Бедлам в огне - Николсон Джефф. Страница 14
– Значит, Черити не опасна?
– Нет. Ни один из наших пациентов не опасен, хотя кое-кто способен немножко напугать.
– Это не сексуальные маньяки-убийцы и они не гоняются с топором за своими жертвами?
– Они просто люди, – ответила Алисия неожиданно серьезно. – Об этом нельзя забывать. В прежние времена сумасшедший дом называли музеем безумия. Мы предпочитаем воспринимать клинику Линсейда как художественную галерею или оперный театр.
– И как вы их лечите?
– Как можем. Используем различные методики, иногда традиционные, иногда экспериментальные; проводим комплексное лечение, которое с гордостью называем методом Линсейда. Вы все поймете, если согласитесь работать с нами.
– А что буду делать я?
– Помогать больным использовать язык в качестве защиты от безумия.
– Повторите еще раз.
– Под вашим руководством они будут писать, вот и все.
Это прозвучало до опасного просто.
– Я знаю, о чем вы думаете, – сказала Алисия. – Вас тревожит ответственность. Это хорошо. Но не волнуйтесь. Мы ведь не требуем, чтобы вы лечили, да мы и не верим в лечение, в общепринятом смысле этого слова. Ваша задача не столь сложна. И у вас будет достаточно времени для работы над своей книгой. Нам не нужны ваше тело или ваша душа. Извините, что я позволила себе некоторую вольность. И простите, что сказала доктору Линсейду, будто вы уже согласились. Но мне хочется считать свою выходку всплеском творческого воображения. Если очень-очень верить во что-то, оно станет возможным.
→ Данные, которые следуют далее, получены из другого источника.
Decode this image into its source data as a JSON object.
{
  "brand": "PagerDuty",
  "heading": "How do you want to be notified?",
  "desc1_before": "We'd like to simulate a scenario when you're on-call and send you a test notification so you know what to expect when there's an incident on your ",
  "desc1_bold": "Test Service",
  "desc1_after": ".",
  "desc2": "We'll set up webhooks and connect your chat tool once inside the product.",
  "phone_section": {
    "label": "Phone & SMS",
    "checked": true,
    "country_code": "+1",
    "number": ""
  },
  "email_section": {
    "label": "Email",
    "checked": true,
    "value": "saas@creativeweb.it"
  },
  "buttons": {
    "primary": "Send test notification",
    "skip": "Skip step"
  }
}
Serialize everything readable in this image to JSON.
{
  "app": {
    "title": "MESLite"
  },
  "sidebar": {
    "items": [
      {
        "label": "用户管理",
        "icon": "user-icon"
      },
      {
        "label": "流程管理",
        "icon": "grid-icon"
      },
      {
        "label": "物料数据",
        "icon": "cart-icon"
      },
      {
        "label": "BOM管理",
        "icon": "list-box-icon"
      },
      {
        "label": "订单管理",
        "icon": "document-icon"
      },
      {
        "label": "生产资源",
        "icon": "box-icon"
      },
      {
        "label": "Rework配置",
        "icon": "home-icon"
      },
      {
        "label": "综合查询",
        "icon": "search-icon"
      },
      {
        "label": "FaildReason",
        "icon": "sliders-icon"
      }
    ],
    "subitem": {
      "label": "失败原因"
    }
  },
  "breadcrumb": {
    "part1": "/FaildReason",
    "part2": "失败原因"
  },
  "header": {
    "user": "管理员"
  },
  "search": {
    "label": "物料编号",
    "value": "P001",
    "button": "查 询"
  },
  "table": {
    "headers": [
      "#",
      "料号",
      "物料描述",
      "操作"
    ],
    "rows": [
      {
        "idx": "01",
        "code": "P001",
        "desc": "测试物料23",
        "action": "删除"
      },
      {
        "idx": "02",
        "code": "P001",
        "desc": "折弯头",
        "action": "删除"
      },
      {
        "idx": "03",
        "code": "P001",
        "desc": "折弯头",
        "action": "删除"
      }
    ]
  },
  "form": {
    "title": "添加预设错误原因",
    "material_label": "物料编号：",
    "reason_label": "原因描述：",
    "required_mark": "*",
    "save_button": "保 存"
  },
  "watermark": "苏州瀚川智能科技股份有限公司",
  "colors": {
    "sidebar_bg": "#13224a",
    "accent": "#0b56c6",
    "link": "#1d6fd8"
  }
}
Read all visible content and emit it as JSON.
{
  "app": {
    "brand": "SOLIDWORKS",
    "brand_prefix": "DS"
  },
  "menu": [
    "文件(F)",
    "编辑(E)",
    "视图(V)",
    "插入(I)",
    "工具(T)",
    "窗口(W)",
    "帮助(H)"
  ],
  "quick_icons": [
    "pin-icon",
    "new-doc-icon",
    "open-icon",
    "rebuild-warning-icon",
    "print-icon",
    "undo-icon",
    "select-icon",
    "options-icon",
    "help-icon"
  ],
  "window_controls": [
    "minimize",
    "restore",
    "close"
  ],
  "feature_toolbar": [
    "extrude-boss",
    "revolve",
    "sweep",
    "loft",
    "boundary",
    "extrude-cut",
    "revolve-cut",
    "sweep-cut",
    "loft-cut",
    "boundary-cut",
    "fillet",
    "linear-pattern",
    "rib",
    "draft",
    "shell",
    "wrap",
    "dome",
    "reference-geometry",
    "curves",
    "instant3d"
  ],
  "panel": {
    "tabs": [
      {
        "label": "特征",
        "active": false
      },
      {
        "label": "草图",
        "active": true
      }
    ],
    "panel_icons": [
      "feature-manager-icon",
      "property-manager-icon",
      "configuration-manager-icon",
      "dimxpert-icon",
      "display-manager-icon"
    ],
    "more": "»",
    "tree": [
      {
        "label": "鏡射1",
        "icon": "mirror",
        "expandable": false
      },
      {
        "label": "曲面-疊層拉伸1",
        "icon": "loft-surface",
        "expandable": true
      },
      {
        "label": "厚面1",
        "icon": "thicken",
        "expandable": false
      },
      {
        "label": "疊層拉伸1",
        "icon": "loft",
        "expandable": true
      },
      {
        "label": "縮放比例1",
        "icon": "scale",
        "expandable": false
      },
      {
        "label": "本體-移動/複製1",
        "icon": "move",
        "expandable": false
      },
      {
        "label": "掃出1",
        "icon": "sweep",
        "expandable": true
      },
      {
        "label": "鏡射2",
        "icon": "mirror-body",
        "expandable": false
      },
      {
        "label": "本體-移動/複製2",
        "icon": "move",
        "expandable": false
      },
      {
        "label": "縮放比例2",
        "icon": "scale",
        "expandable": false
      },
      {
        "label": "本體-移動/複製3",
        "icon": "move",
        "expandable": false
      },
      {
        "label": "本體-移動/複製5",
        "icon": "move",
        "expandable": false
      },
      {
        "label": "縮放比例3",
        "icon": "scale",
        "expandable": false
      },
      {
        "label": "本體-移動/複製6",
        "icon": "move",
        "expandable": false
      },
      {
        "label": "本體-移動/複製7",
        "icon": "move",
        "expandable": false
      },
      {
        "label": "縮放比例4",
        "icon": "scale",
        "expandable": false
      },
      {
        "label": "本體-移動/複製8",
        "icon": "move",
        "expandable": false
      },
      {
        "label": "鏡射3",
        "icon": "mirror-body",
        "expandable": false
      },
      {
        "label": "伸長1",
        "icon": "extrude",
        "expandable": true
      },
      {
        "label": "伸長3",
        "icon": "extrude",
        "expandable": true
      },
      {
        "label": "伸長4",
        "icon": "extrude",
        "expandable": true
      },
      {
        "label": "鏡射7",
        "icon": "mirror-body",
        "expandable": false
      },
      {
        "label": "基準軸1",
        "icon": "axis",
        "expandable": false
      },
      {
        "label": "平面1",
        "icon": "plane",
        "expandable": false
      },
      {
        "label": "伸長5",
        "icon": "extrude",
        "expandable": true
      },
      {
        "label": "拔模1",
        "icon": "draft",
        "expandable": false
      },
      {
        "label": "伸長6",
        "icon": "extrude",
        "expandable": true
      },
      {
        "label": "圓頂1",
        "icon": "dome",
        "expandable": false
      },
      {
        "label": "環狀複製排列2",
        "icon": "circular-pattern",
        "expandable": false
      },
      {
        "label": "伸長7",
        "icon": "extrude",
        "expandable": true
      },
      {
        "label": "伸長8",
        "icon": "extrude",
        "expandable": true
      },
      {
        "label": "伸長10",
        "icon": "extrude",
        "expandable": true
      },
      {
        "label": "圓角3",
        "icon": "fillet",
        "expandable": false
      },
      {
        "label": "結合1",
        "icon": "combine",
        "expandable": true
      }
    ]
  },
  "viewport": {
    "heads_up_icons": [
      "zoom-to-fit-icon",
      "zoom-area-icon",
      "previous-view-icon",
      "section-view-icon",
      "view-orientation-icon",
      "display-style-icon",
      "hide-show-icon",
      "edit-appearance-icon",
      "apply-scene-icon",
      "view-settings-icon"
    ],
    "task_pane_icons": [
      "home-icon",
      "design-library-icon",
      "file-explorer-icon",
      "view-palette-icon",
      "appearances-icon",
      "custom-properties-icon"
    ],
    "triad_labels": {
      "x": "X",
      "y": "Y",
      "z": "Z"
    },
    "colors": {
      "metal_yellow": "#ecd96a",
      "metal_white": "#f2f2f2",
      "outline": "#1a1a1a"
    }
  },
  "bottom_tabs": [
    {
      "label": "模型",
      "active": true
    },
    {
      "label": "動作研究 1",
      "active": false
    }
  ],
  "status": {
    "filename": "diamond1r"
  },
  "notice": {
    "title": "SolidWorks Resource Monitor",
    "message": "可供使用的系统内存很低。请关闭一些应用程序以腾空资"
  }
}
Я не вполне понимал, почему Алисии так хотелось, чтобы Грегори Коллинз преподавал в клинике литературную композицию. Ну да, его книгу, одновременно невыразительную и сенсационную, можно было при желании назвать книгой о безумии – в туманном смысле этого слова, – но вряд ли в этом крылась причина. Более подозрительный человек наверняка усомнился бы в искренности Алисии, а более самонадеянный решил бы, что ей хватило одного взгляда на фотографию автора “Воскового человека”, чтобы страстно влюбиться. Но не будучи излишне подозрительным или чересчур самонадеянным, я испытывал только смущение.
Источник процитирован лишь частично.